Di sini perlu kami jelaskan model politik Rasulullah Saw. untuk menghentikan tingkah laku Abdullah bin Ubay bin Salul, dan tanggapan beliau terhadap tuntutannya. Kami berkata: Abdullah bin Ubay bin Salul adalah orang yang memiliki kedudukan penting dan tinggi di Madinah al-Munawwarah. Ketika Rasulullah Saw. datang ke Madinah, maka kaumnya berkumpul mendatanginya untuk mendapatkan bimbingan dan arahan. Di Madinah, Abdullah bin Ubay bin Salul memiliki banyak pengikut terdiri dari orang-orang dengki, durjana dan sebagian lagi adalah mantan orang-orang yang pernah menduduki kedudukan tinggi di Madinah. Mereka berkonspirasi untuk meloloskan keinginannya.
Di sini disebutkan bahwa Ibnu Salul diberi 700 orang bersenjata di antara mereka untuk melindunginya. Pada saat perang Uhud, Ibnu Salul mampu mengajak orang-orang kembali ke Madinah, padahal mereka sangat dibutuhkan oleh Rasulullah Saw., sehingga ada sepertiga pasukan yang kembali bersama Ibnu Salul. Dengan demikian, mengendalikan orang ini -Ibnu Salul- bukan perkara mudah.
Setelah mengamati langkah-langkah politik Rasulullah Saw. kami dapati bahwa beliau senantiasa mendahulukan stabilitas masalah-masalah dalam negeri. Beliau menilai masalah dalam negeri adalah masalah utama, sebab jika masalah dalam negeri kacau, maka kacaulah segala sesuatu bersamanya. Kalau saja Rasulullah Saw. tidak memperhitungkan dampak dari tingkah laku si kotor -Ibnu Salul- ini, dan kalau saja beliau tidak tanggap memberikan sesuatu yang diinginkan, niscaya dia akan mengagitasi orang-orang. Sehingga terjadinya fitnah (pertumpahan darah) tidak akan ada yang tahu kapan berakhirnya, kecuali Allah. Tentu, keadaan yang demikian itu sama sekali tidak menguntungkan bagi perjalanan dakwah.
Untuk itu, demi kebaikan dakwah dan negara, Rasulullah Saw. menganggap perlu meloloskan sebagian dari apa yang diminta oleh si kotor ini, sebab dengan meloloskan sebagian tuntutannya akan terpelihara stabilitas keamanan dalam negeri. Dan yang harus diingat selalu bahwa si kotor ini senantiasa menampakkan keislamannya, serta diikuti oleh orang-orang munafik yang juga senantiasa menampakkan keislamannya. Dan jika terjadi pertumpahan darah, maka yang terjadi adalah perang saudara yang akan menjatuhkan kredibilitas dakwah Islam, dan akan menghancurkan sendi-sendi kekuatan negara.
Sebab orang yang melihat perang ini dari luar akan berpendapat bahwa kaum muslimin antara yang satu dengan yang lain saling membunuh. Sehingga tersebarlah di seluruh penjuru Jazirah Arab bahwa Muhammad membunuh sahabatnya sendiri. Akibatnya orang-orang takut akan semakin takut. Akhirnya nama baik Negara Islam menjadi rusak, dan orang-orang akan berpaling dari agama Allah.

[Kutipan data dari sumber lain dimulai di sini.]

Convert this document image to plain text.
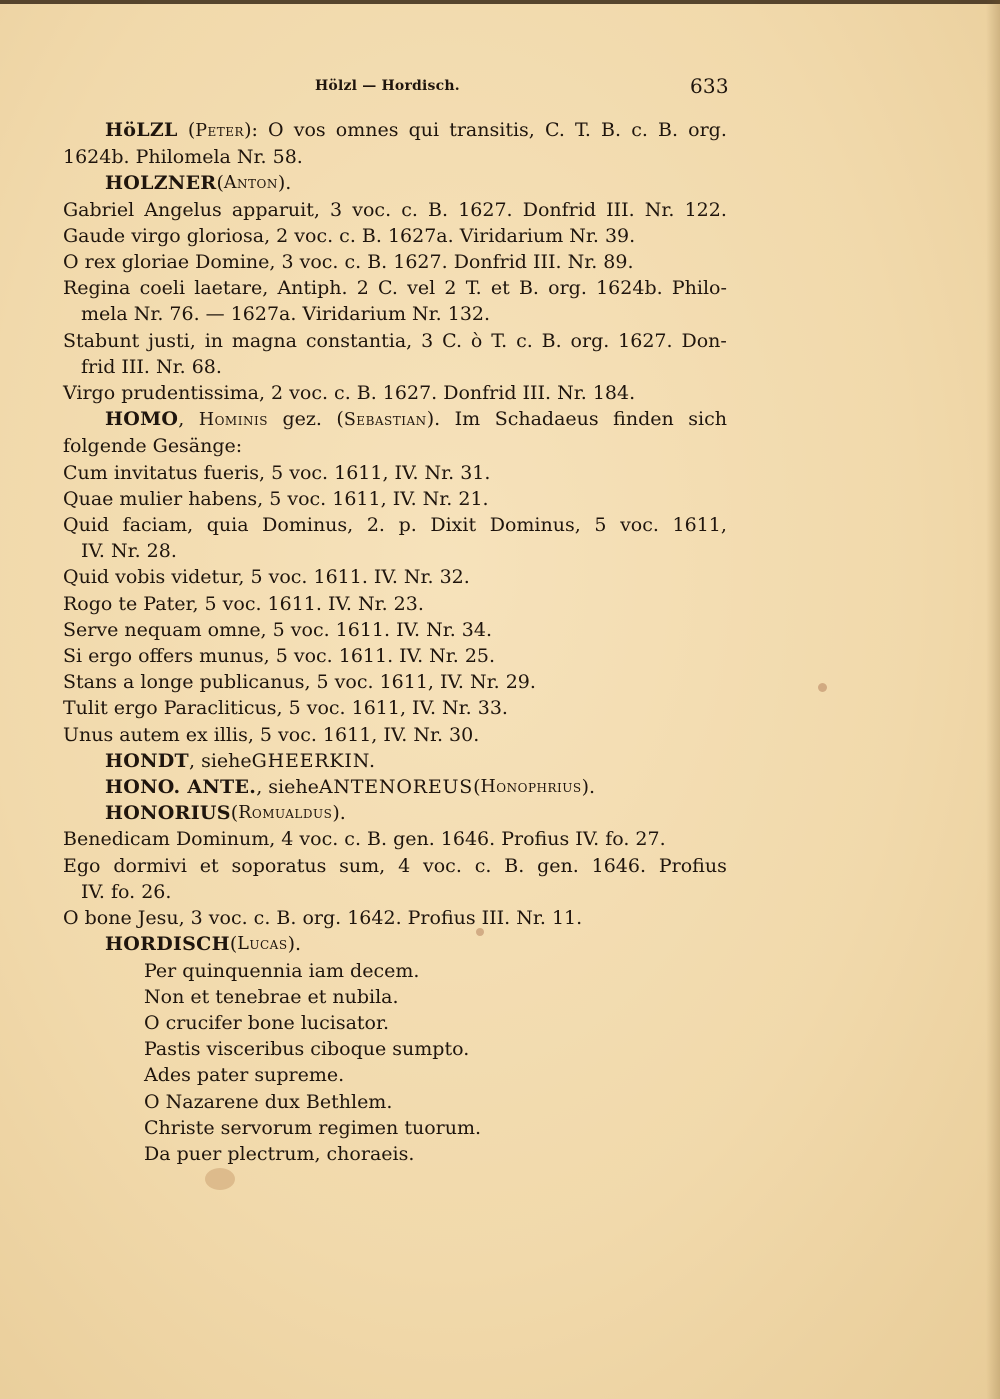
Hölzl — Hordisch.	633
HöLZL (Peter): O vos omnes qui transitis, C. T. B. c. B. org.
1624b. Philomela Nr. 58.
HOLZNER ( Anton ).
Gabriel Angelus apparuit, 3 voc. c. B. 1627. Donfrid III. Nr. 122.
Gaude virgo gloriosa, 2 voc. c. B. 1627a. Viridarium Nr. 39.
O rex gloriae Domine, 3 voc. c. B. 1627. Donfrid III. Nr. 89.
Regina coeli laetare, Antiph. 2 C. vel 2 T. et B. org. 1624b. Philo-
mela Nr. 76. — 1627a. Viridarium Nr. 132.
Stabunt justi, in magna constantia, 3 C. ò T. c. B. org. 1627. Don-
frid III. Nr. 68.
Virgo prudentissima, 2 voc. c. B. 1627. Donfrid III. Nr. 184.
HOMO, Hominis gez. (Sebastian). Im Schadaeus finden sich
folgende Gesänge:
Cum invitatus fueris, 5 voc. 1611, IV. Nr. 31.
Quae mulier habens, 5 voc. 1611, IV. Nr. 21.
Quid faciam, quia Dominus, 2. p. Dixit Dominus, 5 voc. 1611,
IV. Nr. 28.
Quid vobis videtur, 5 voc. 1611. IV. Nr. 32.
Rogo te Pater, 5 voc. 1611. IV. Nr. 23.
Serve nequam omne, 5 voc. 1611. IV. Nr. 34.
Si ergo offers munus, 5 voc. 1611. IV. Nr. 25.
Stans a longe publicanus, 5 voc. 1611, IV. Nr. 29.
Tulit ergo Paracliticus, 5 voc. 1611, IV. Nr. 33.
Unus autem ex illis, 5 voc. 1611, IV. Nr. 30.
HONDT , siehe GHEERKIN.
HONO. ANTE. , siehe ANTENOREUS ( Honophrius ).
HONORIUS ( Romualdus ).
Benedicam Dominum, 4 voc. c. B. gen. 1646. Profius IV. fo. 27.
Ego dormivi et soporatus sum, 4 voc. c. B. gen. 1646. Profius
IV. fo. 26.
O bone Jesu, 3 voc. c. B. org. 1642. Profius III. Nr. 11.
HORDISCH ( Lucas ).
Per quinquennia iam decem.
Non et tenebrae et nubila.
O crucifer bone lucisator.
Pastis visceribus ciboque sumpto.
Ades pater supreme.
O Nazarene dux Bethlem.
Christe servorum regimen tuorum.
Da puer plectrum, choraeis.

2. Sikap Ubadah bin Shamit

Antara Ubadah bin Shamit dengan Yahudi Bani Qainuqa’ ada ikatan persekutuan, seperti ikatan persekutuan antara Yahudi Bani Qainuqa’ dengan Abdullah bin Ubay bin Salul. Namun, Ubadah bin Shamit lebih mengutamakan Rasulullah Saw., dan melepaskan ikatan persekutuan dengan mereka. Semua itu dilakukan karena cintanya kepada Allah dan Rasul-Nya. Dia berkata: “Wahai Rasulullah, aku jadikan Allah, Rasul-Nya dan kaum mukminin sebagai penolongku, dan aku berlepas diri dari mereka orang-orang kafir dan dari kekuasaannya.” Demikian itu merupakan bukti keimanan dan kepercayaan Ubadah bin Shamit kepada Allah dan Rasul-Nya.

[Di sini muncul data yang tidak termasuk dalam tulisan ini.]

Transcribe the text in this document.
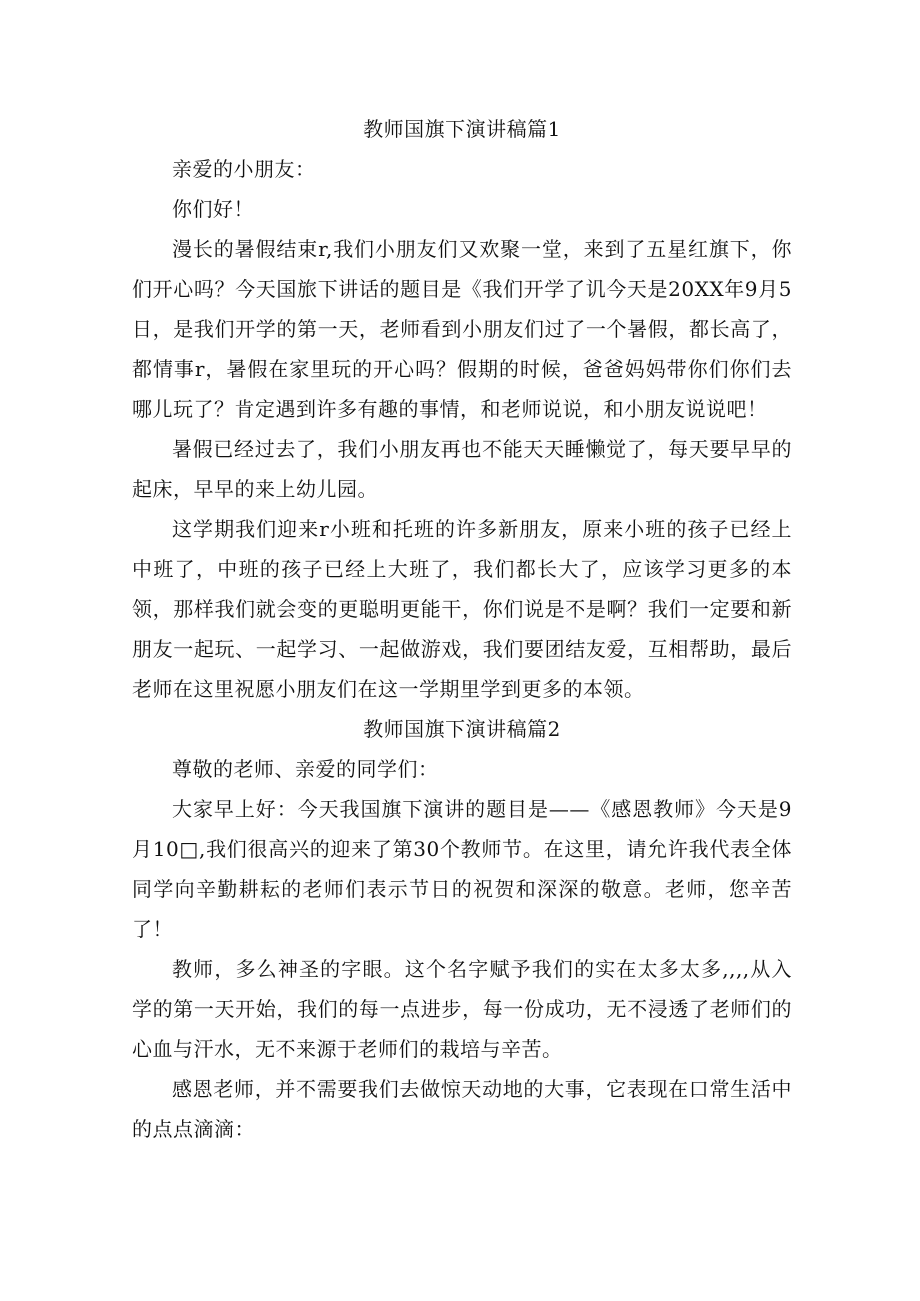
教师国旗下演讲稿篇1

亲爱的小朋友：

你们好！

漫长的暑假结束r,我们小朋友们又欢聚一堂，来到了五星红旗下，你们开心吗？今天国旅下讲话的题目是《我们开学了讥今天是20XX年9月5日，是我们开学的第一天，老师看到小朋友们过了一个暑假，都长高了，都情事r，暑假在家里玩的开心吗？假期的时候，爸爸妈妈带你们你们去哪儿玩了？肯定遇到许多有趣的事情，和老师说说，和小朋友说说吧！

暑假已经过去了，我们小朋友再也不能天天睡懒觉了，每天要早早的起床，早早的来上幼儿园。

这学期我们迎来r小班和托班的许多新朋友，原来小班的孩子已经上中班了，中班的孩子已经上大班了，我们都长大了，应该学习更多的本领，那样我们就会变的更聪明更能干，你们说是不是啊？我们一定要和新朋友一起玩、一起学习、一起做游戏，我们要团结友爱，互相帮助，最后老师在这里祝愿小朋友们在这一学期里学到更多的本领。

教师国旗下演讲稿篇2

尊敬的老师、亲爱的同学们：

大家早上好：今天我国旗下演讲的题目是——《感恩教师》今天是9月10□,我们很高兴的迎来了第30个教师节。在这里，请允许我代表全体同学向辛勤耕耘的老师们表示节日的祝贺和深深的敬意。老师，您辛苦了！

教师，多么神圣的字眼。这个名字赋予我们的实在太多太多,,,,从入学的第一天开始，我们的每一点进步，每一份成功，无不浸透了老师们的心血与汗水，无不来源于老师们的栽培与辛苦。

感恩老师，并不需要我们去做惊天动地的大事，它表现在口常生活中的点点滴滴：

Turunnya al-Qur’an tentang Ubadah dan Ibnu Salul

Tentang Ubadah bin Shamit dan Abdullah bin Ubay bin Salul turun ayat al-Qur’an sebagian dari surat al-Maidah.

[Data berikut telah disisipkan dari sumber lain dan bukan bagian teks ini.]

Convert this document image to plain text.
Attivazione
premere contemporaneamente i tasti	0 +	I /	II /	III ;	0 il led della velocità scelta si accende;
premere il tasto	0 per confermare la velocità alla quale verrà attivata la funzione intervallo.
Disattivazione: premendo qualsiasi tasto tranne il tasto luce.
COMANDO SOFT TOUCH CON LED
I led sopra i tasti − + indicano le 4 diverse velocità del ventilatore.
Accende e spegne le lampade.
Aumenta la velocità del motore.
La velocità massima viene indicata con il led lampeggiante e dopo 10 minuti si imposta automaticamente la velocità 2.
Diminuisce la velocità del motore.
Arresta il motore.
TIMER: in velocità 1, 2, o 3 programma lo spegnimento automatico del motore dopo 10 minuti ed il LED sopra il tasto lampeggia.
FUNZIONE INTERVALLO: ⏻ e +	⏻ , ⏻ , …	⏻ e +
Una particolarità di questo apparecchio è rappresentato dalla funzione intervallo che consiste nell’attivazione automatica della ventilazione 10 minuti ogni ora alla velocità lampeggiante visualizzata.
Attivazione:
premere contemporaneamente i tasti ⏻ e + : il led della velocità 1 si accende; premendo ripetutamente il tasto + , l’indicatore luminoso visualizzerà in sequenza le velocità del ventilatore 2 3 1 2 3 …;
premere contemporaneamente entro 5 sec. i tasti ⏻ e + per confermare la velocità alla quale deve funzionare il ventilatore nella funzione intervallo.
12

“Hai orang-orang yang beriman, janganlah kamu mengambil orang-orang Yahudi dan Nashrani menjadi pemimpin-pemimpin(mu); sebagian mereka adalah pemimpin bagi sebahagian yang lain. Siapa saja di antara kamu mengambil mereka menjadi pemimpin, maka sesungguhnya orang itu termasuk golongan mereka. Sesungguhnya Allah tidak memberi petunjuk kepada orang-orang yang zhalim.
Maka kamu akan melihat orang-orang yang ada penyakit dalam hatinya (orang-orang munafik) bersegera mendekati mereka (Yahudi dan Nashrani), seraya berkata: "Kami takut akan mendapat bencana." Mudah-mudahan Allah akan mendatangkan kemenangan (kepada Rasul-Nya), atau sesuatu keputusan dari sisi-Nya. Maka karena itu, mereka menjadi menyesal terhadap apa yang mereka rahasiakan dalam diri mereka.
Dan orang-orang yang beriman mengatakan: "Inikah orang-orang yang bersumpah sungguh-sungguh dengan nama Allah, bahwasanya mereka benar-benar beserta kamu?" Rusak binasalah segala amal mereka, lalu mereka menjadi orang-orang yang merugi.
Hai orang-orang yang beriman, siapa saja di antara kamu yang murtad dari agamanya, maka kelak Allah akan mendatangkan suatu kaum yang Allah mencintai mereka dan merekapun mencintai-Nya, yang bersikap lemah lembut terhadap orang yang mukmin, yang bersikap keras terhadap orang-orang kafir, yang berjihad di jalan Allah, dan yang tidak takut kepada celaan orang yang suka mencela. Itulah karunia Allah, diberikan-Nya kepada siapa saja yang dikehendaki-Nya, dan Allah Maha Luas (pemberian-Nya), lagi Maha Mengetahui.
Sesungguhnya penolong kamu hanyalah Allah, Rasul-Nya, dan orang-orang yang beriman, yang mendirikan shalat dan menunaikan zakat, seraya mereka tunduk (kepada Allah).
Dan siapa saja mengambil Allah, Rasul-Nya dan orang-orang yang beriman menjadi penolongnya, maka sesungguhnya pengikut (agama) Allah itulah yang pasti menang.” (TQS. al-Maidah [5]: 51-56)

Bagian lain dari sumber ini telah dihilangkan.